An amalgamation of all this information is the driving force behind Netflix’s successful recommendations. It is programmed to accustom itself to the most minor changes you bring  to the table. And have you ever noticed how perceptive the suggestions are? You can may have watched one episode of a whole new genre - let’s say an anime or k-drama - but the next thing you know your entire feed slowly starts to change, with suggestions such as “Other K-drama’s you may like”, “Because you watched xyz anime” “The best of East-asia”. And obviously fueled by our own binge-watching beast, we end up watching an entire genre over the course of a month. 

The Human-Machine-Human-sandwich

We’ve spoken a lot about the above mentioned algorithm and how presently it tracks our viewing history. However this algorithm wasn’t born ready. And the groups you got grouped into didn’t appear out of thin air. This is the work of actual human beings, brought in to label and group movies into hyper-specific genres like “Visually striking witty comedies” “Classic feel good opposites attract romcoms” or our personal favourite, “Cynical Comedies Featuring a Strong Female Lead”. 

Each of these categories is what you get grouped into by the algorithm. And it’s never just one category. Every one of us gets grouped into multiple categories, which then dictate our taste and decide what will appear on our individual home screens. 

So without these hyper-specific categories made ready, the algorithm will not be able to complete its main job-  analysing data and grouping people into categories. 

But that’s not all what Netflix does to rope us into the binge watching cycle. 

Fast and Furious (with the judgement)

Netflix figured out that on an average, they had a golden time of 90 seconds. Only 90 seconds. In this one-and-a-half minute, their viewer would make a judgement as to whether or not they were going to watch the movie that caught their attention. 

In order for their viewers to evaluate and better understand the content of a film under 90 seconds, Netflix decided to use engaging Movie posters. Neuroscientists have proven that an image can be processed and judged by a human in under 13 milliseconds. Compared to text, which takes a lot longer, an image does speak a thousand words.

The movie posters they put out originally were given to them by the studios at the time, and they were the generic movie posters that would be displayed in cinemas and on billboards. Now while these posters worked for their respective print mediums, Netflix caught on to the fact that it dampened the attractiveness of the movie on their platform for their viewers. Knowing that they had only 90 seconds to appeal to their audience they came up with a series of experiments in order to boost engagement.

They performed a series of A/B tests and explore-exploit tests, through which they tested whether the movie poster shown to the viewer would have an effect on their judgement of the movie itself. 

They designed a test that displayed multiple sets of images for each title, where the original movie poster provided by the studio acts as the control in this test. Their results, overall, unanimously proved that the audience/ test subjects reacted more strongly when faced with a complex set of emotions on the posters.

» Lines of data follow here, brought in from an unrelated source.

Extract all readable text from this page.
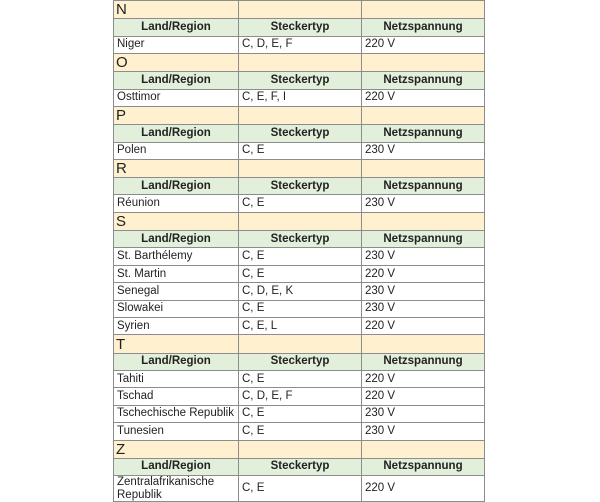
N		
Land/Region	Steckertyp	Netzspannung
Niger	C, D, E, F	220 V
O		
Land/Region	Steckertyp	Netzspannung
Osttimor	C, E, F, I	220 V
P		
Land/Region	Steckertyp	Netzspannung
Polen	C, E	230 V
R		
Land/Region	Steckertyp	Netzspannung
Réunion	C, E	230 V
S		
Land/Region	Steckertyp	Netzspannung
St. Barthélemy	C, E	230 V
St. Martin	C, E	220 V
Senegal	C, D, E, K	230 V
Slowakei	C, E	230 V
Syrien	C, E, L	220 V
T		
Land/Region	Steckertyp	Netzspannung
Tahiti	C, E	220 V
Tschad	C, D, E, F	220 V
Tschechische Republik	C, E	230 V
Tunesien	C, E	230 V
Z		
Land/Region	Steckertyp	Netzspannung
Zentralafrikanische Republik	C, E	220 V
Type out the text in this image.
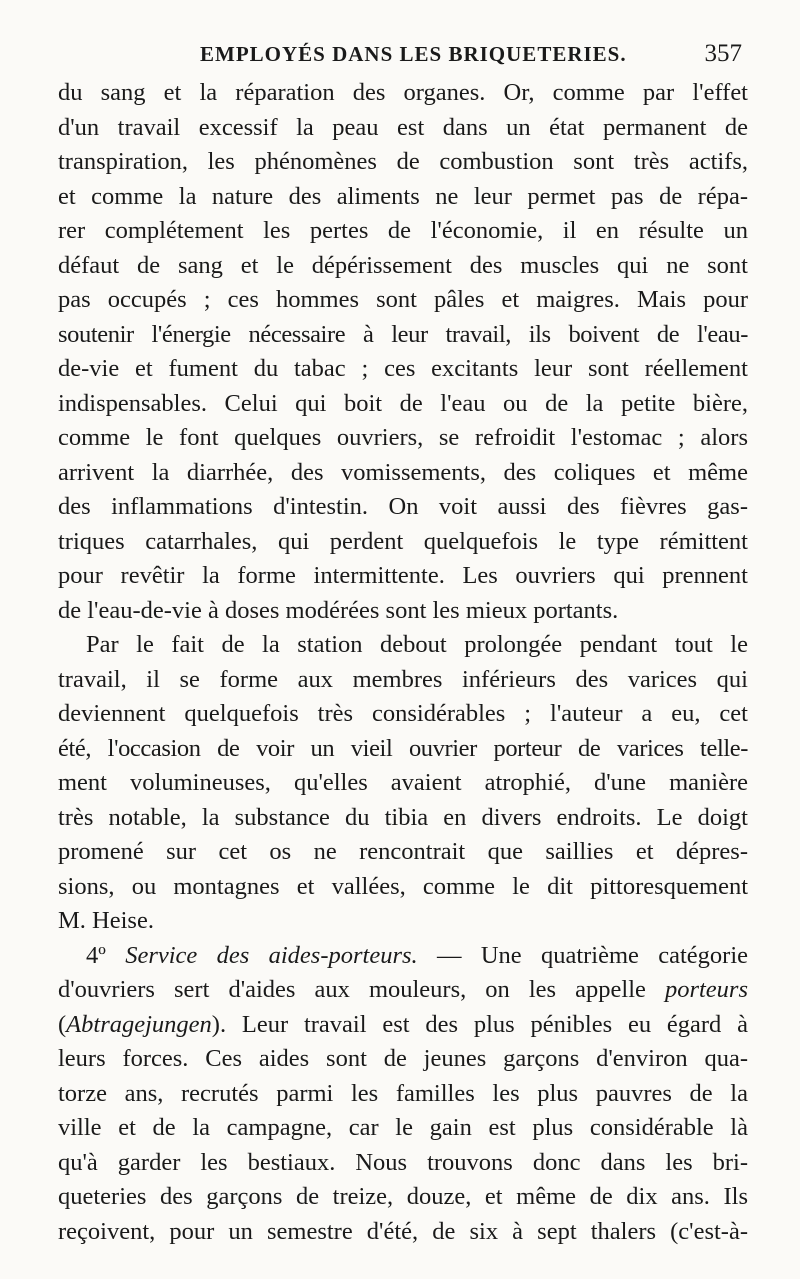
EMPLOYÉS DANS LES BRIQUETERIES.	357
du sang et la réparation des organes. Or, comme par l'effet
d'un travail excessif la peau est dans un état permanent de
transpiration, les phénomènes de combustion sont très actifs,
et comme la nature des aliments ne leur permet pas de répa-
rer complétement les pertes de l'économie, il en résulte un
défaut de sang et le dépérissement des muscles qui ne sont
pas occupés ; ces hommes sont pâles et maigres. Mais pour
soutenir l'énergie nécessaire à leur travail, ils boivent de l'eau-
de-vie et fument du tabac ; ces excitants leur sont réellement
indispensables. Celui qui boit de l'eau ou de la petite bière,
comme le font quelques ouvriers, se refroidit l'estomac ; alors
arrivent la diarrhée, des vomissements, des coliques et même
des inflammations d'intestin. On voit aussi des fièvres gas-
triques catarrhales, qui perdent quelquefois le type rémittent
pour revêtir la forme intermittente. Les ouvriers qui prennent
de l'eau-de-vie à doses modérées sont les mieux portants.
Par le fait de la station debout prolongée pendant tout le
travail, il se forme aux membres inférieurs des varices qui
deviennent quelquefois très considérables ; l'auteur a eu, cet
été, l'occasion de voir un vieil ouvrier porteur de varices telle-
ment volumineuses, qu'elles avaient atrophié, d'une manière
très notable, la substance du tibia en divers endroits. Le doigt
promené sur cet os ne rencontrait que saillies et dépres-
sions, ou montagnes et vallées, comme le dit pittoresquement
M. Heise.
4º Service des aides-porteurs. — Une quatrième catégorie
d'ouvriers sert d'aides aux mouleurs, on les appelle porteurs
(Abtragejungen). Leur travail est des plus pénibles eu égard à
leurs forces. Ces aides sont de jeunes garçons d'environ qua-
torze ans, recrutés parmi les familles les plus pauvres de la
ville et de la campagne, car le gain est plus considérable là
qu'à garder les bestiaux. Nous trouvons donc dans les bri-
queteries des garçons de treize, douze, et même de dix ans. Ils
reçoivent, pour un semestre d'été, de six à sept thalers (c'est-à-
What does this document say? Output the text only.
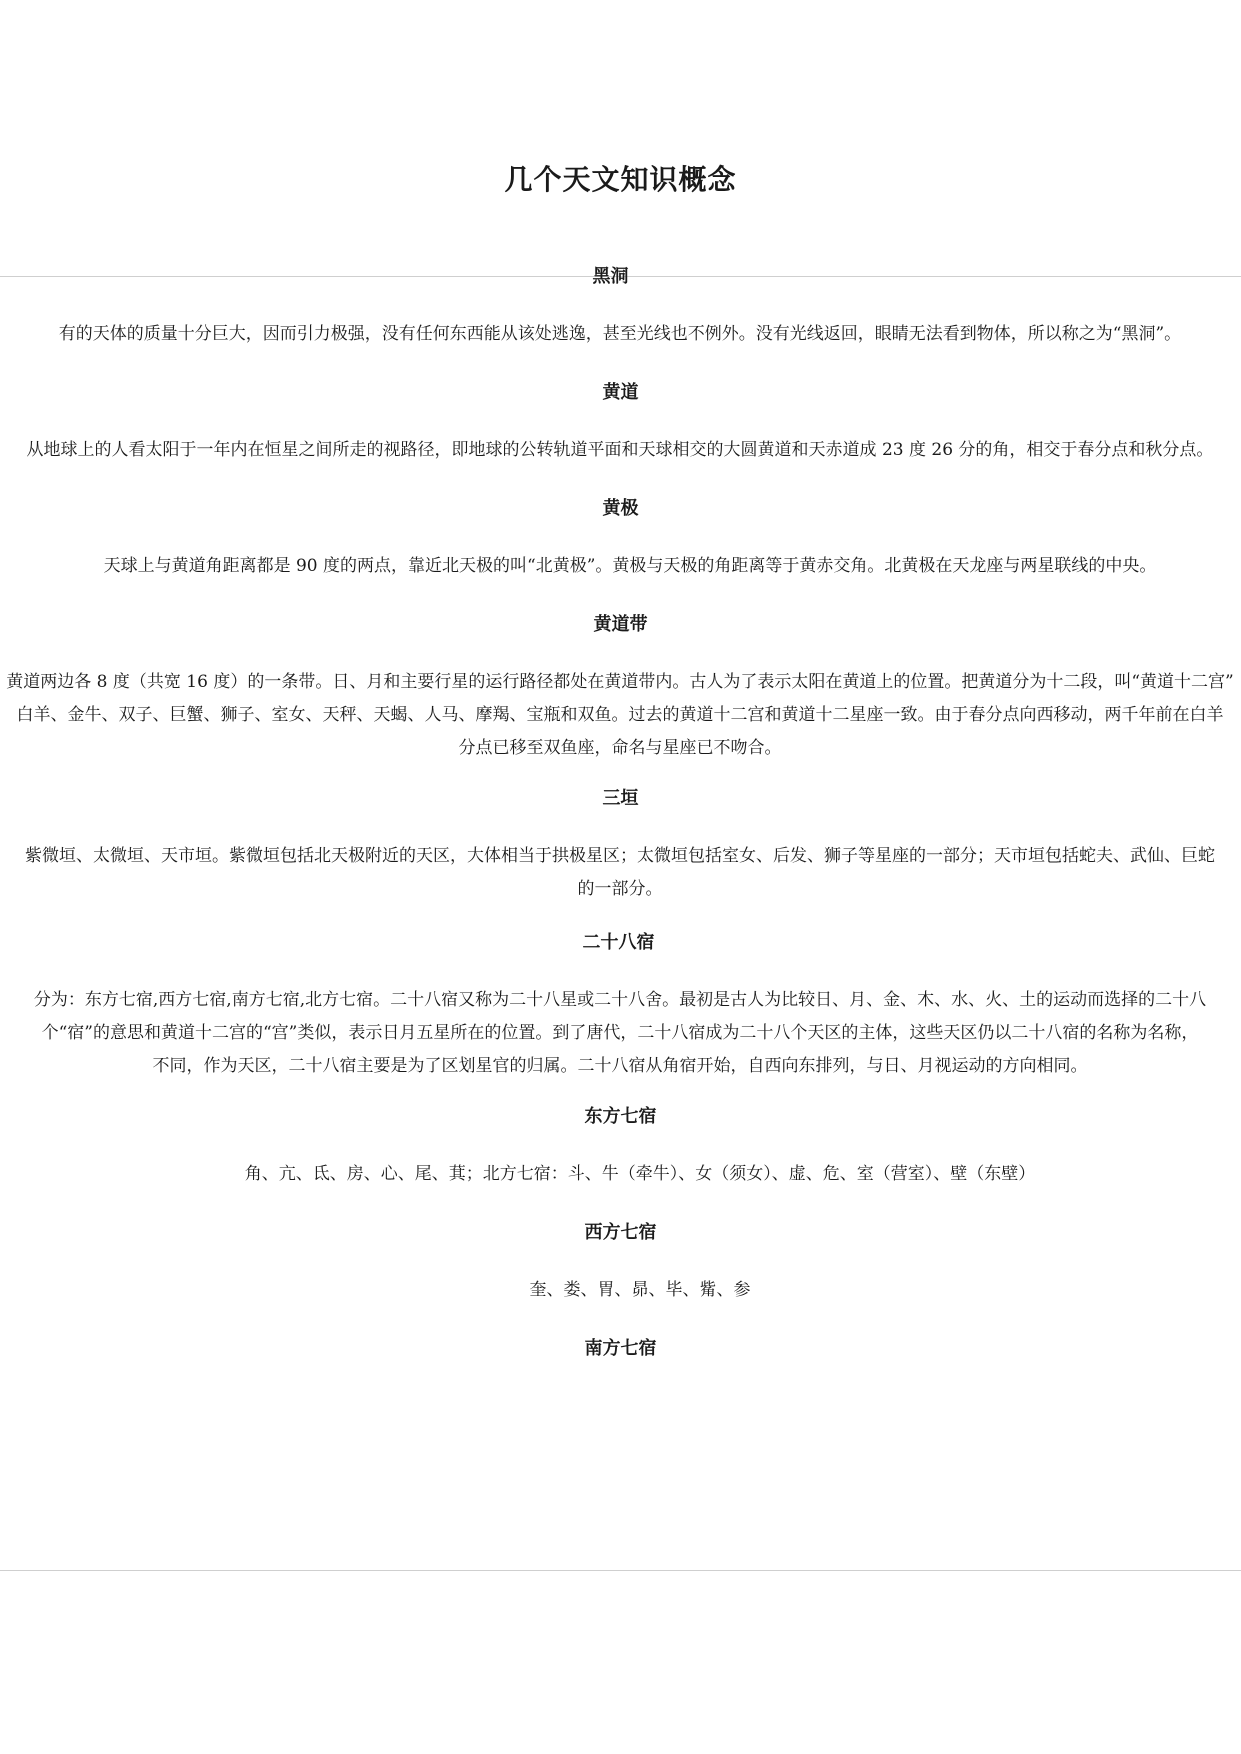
几个天文知识概念
黑洞
有的天体的质量十分巨大，因而引力极强，没有任何东西能从该处逃逸，甚至光线也不例外。没有光线返回，眼睛无法看到物体，所以称之为“黑洞”。
黄道
从地球上的人看太阳于一年内在恒星之间所走的视路径，即地球的公转轨道平面和天球相交的大圆黄道和天赤道成 23 度 26 分的角，相交于春分点和秋分点。
黄极
天球上与黄道角距离都是 90 度的两点，靠近北天极的叫“北黄极”。黄极与天极的角距离等于黄赤交角。北黄极在天龙座与两星联线的中央。
黄道带
黄道两边各 8 度（共宽 16 度）的一条带。日、月和主要行星的运行路径都处在黄道带内。古人为了表示太阳在黄道上的位置。把黄道分为十二段，叫“黄道十二宫”
白羊、金牛、双子、巨蟹、狮子、室女、天秤、天蝎、人马、摩羯、宝瓶和双鱼。过去的黄道十二宫和黄道十二星座一致。由于春分点向西移动，两千年前在白羊
分点已移至双鱼座，命名与星座已不吻合。
三垣
紫微垣、太微垣、天市垣。紫微垣包括北天极附近的天区，大体相当于拱极星区；太微垣包括室女、后发、狮子等星座的一部分；天市垣包括蛇夫、武仙、巨蛇
的一部分。
二十八宿
分为：东方七宿,西方七宿,南方七宿,北方七宿。二十八宿又称为二十八星或二十八舍。最初是古人为比较日、月、金、木、水、火、土的运动而选择的二十八
个“宿”的意思和黄道十二宫的“宫”类似，表示日月五星所在的位置。到了唐代，二十八宿成为二十八个天区的主体，这些天区仍以二十八宿的名称为名称，
不同，作为天区，二十八宿主要是为了区划星官的归属。二十八宿从角宿开始，自西向东排列，与日、月视运动的方向相同。
东方七宿
角、亢、氐、房、心、尾、萁；北方七宿：斗、牛（牵牛）、女（须女）、虚、危、室（营室）、壁（东壁）
西方七宿
奎、娄、胃、昴、毕、觜、参
南方七宿
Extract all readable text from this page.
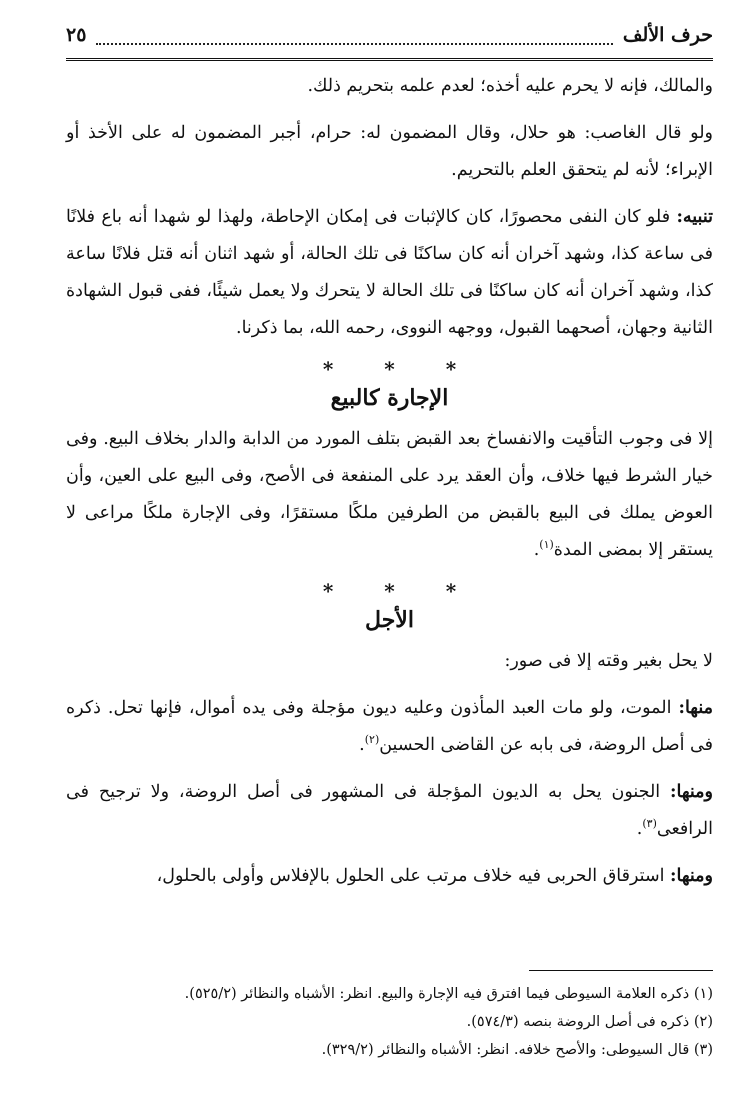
حرف الألف
٢٥

والمالك، فإنه لا يحرم عليه أخذه؛ لعدم علمه بتحريم ذلك.

ولو قال الغاصب: هو حلال، وقال المضمون له: حرام، أجبر المضمون له على الأخذ أو الإبراء؛ لأنه لم يتحقق العلم بالتحريم.

تنبيه: فلو كان النفى محصورًا، كان كالإثبات فى إمكان الإحاطة، ولهذا لو شهدا أنه باع فلانًا فى ساعة كذا، وشهد آخران أنه كان ساكنًا فى تلك الحالة، أو شهد اثنان أنه قتل فلانًا ساعة كذا، وشهد آخران أنه كان ساكنًا فى تلك الحالة لا يتحرك ولا يعمل شيئًا، ففى قبول الشهادة الثانية وجهان، أصحهما القبول، ووجهه النووى، رحمه الله، بما ذكرنا.

* * *
الإجارة كالبيع

إلا فى وجوب التأقيت والانفساخ بعد القبض بتلف المورد من الدابة والدار بخلاف البيع. وفى خيار الشرط فيها خلاف، وأن العقد يرد على المنفعة فى الأصح، وفى البيع على العين، وأن العوض يملك فى البيع بالقبض من الطرفين ملكًا مستقرًا، وفى الإجارة ملكًا مراعى لا يستقر إلا بمضى المدة$^{(١)}$.

* * *
الأجل

لا يحل بغير وقته إلا فى صور:

منها: الموت، ولو مات العبد المأذون وعليه ديون مؤجلة وفى يده أموال، فإنها تحل. ذكره فى أصل الروضة، فى بابه عن القاضى الحسين$^{(٢)}$.

ومنها: الجنون يحل به الديون المؤجلة فى المشهور فى أصل الروضة، ولا ترجيح فى الرافعى$^{(٣)}$.

ومنها: استرقاق الحربى فيه خلاف مرتب على الحلول بالإفلاس وأولى بالحلول،

(١) ذكره العلامة السيوطى فيما افترق فيه الإجارة والبيع. انظر: الأشباه والنظائر (٥٢٥/٢).

(٢) ذكره فى أصل الروضة بنصه (٥٧٤/٣).

(٣) قال السيوطى: والأصح خلافه. انظر: الأشباه والنظائر (٣٢٩/٢).
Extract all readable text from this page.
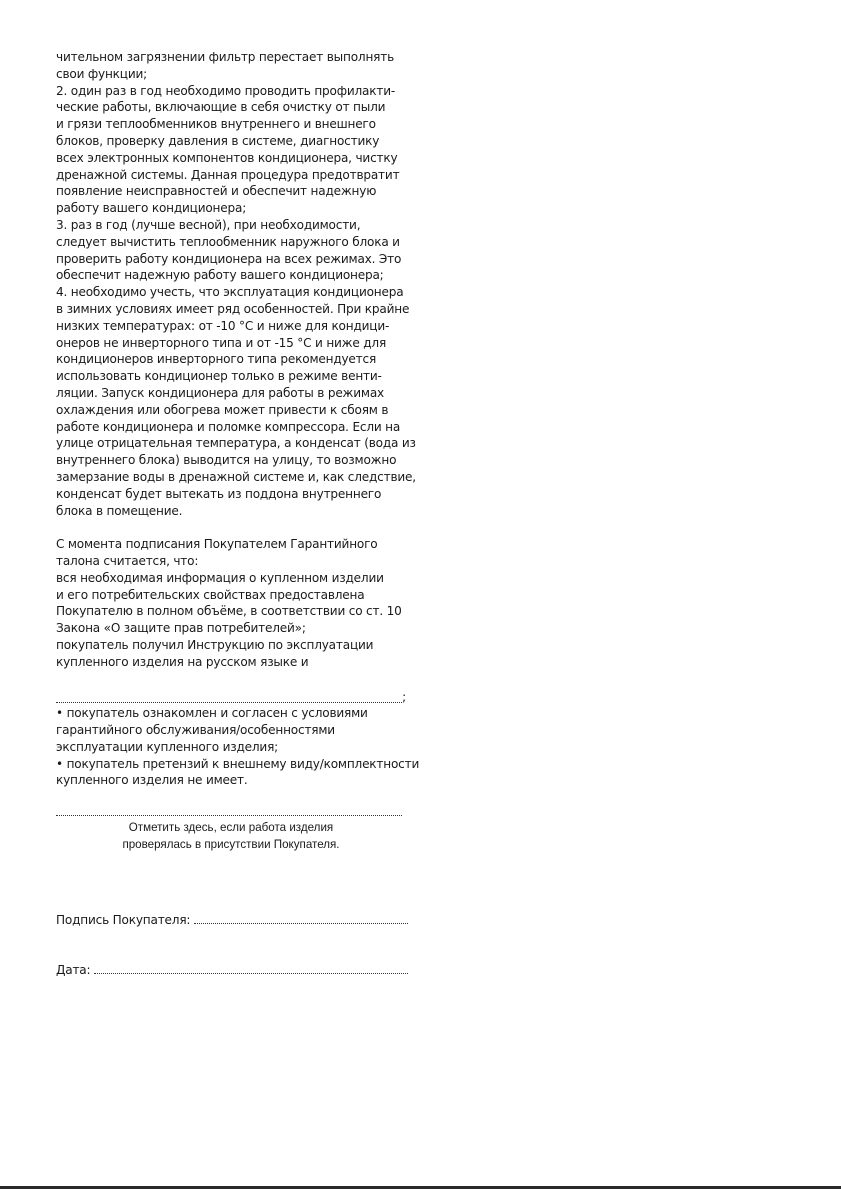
чительном загрязнении фильтр перестает выполнять
свои функции;
2. один раз в год необходимо проводить профилакти-
ческие работы, включающие в себя очистку от пыли
и грязи теплообменников внутреннего и внешнего
блоков, проверку давления в системе, диагностику
всех электронных компонентов кондиционера, чистку
дренажной системы. Данная процедура предотвратит
появление неисправностей и обеспечит надежную
работу вашего кондиционера;
3. раз в год (лучше весной), при необходимости,
следует вычистить теплообменник наружного блока и
проверить работу кондиционера на всех режимах. Это
обеспечит надежную работу вашего кондиционера;
4. необходимо учесть, что эксплуатация кондиционера
в зимних условиях имеет ряд особенностей. При крайне
низких температурах: от -10 °С и ниже для кондици-
онеров не инверторного типа и от -15 °С и ниже для
кондиционеров инверторного типа рекомендуется
использовать кондиционер только в режиме венти-
ляции. Запуск кондиционера для работы в режимах
охлаждения или обогрева может привести к сбоям в
работе кондиционера и поломке компрессора. Если на
улице отрицательная температура, а конденсат (вода из
внутреннего блока) выводится на улицу, то возможно
замерзание воды в дренажной системе и, как следствие,
конденсат будет вытекать из поддона внутреннего
блока в помещение.
С момента подписания Покупателем Гарантийного
талона считается, что:
вся необходимая информация о купленном изделии
и его потребительских свойствах предоставлена
Покупателю в полном объёме, в соответствии со ст. 10
Закона «О защите прав потребителей»;
покупатель получил Инструкцию по эксплуатации
купленного изделия на русском языке и
;
• покупатель ознакомлен и согласен с условиями
гарантийного обслуживания/особенностями
эксплуатации купленного изделия;
• покупатель претензий к внешнему виду/комплектности
купленного изделия не имеет.
Отметить здесь, если работа изделия
проверялась в присутствии Покупателя.
Подпись Покупателя:
Дата:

A good example of this test would be Strangers Things, the hit netflix drama series. Notice how many different ways the poster is shown to all the different accounts.

AI and ML

In order to decide which user will be shown which poster, Netflix tracks what the user has been watching again and groups that user into certain categories (again). So consider a movie like “The Intern”. If User X  happens to watch more of Anne Hathaway movies as compared to Robert De Niro, they are more likely to click on a movie poster with her face.

The same goes for genres as well. If User Y watches a lot of horror movies, they will react more strongly to a poster that depicts the horror elements of that movie.

The Morning after...

So there you have it - the reason behind all your late night binge watching sessions. It’s a combination of machine learning, human intervention and personalised artwork that have resulted in Netflix’s 1 billion dollar algorithm for recommendations. This award winning strategy, however, is just the beginning to Netflix’s ploy to boost engagement. Don’t get too curious though, since that probably means we’ll just have to pull through more all nighters.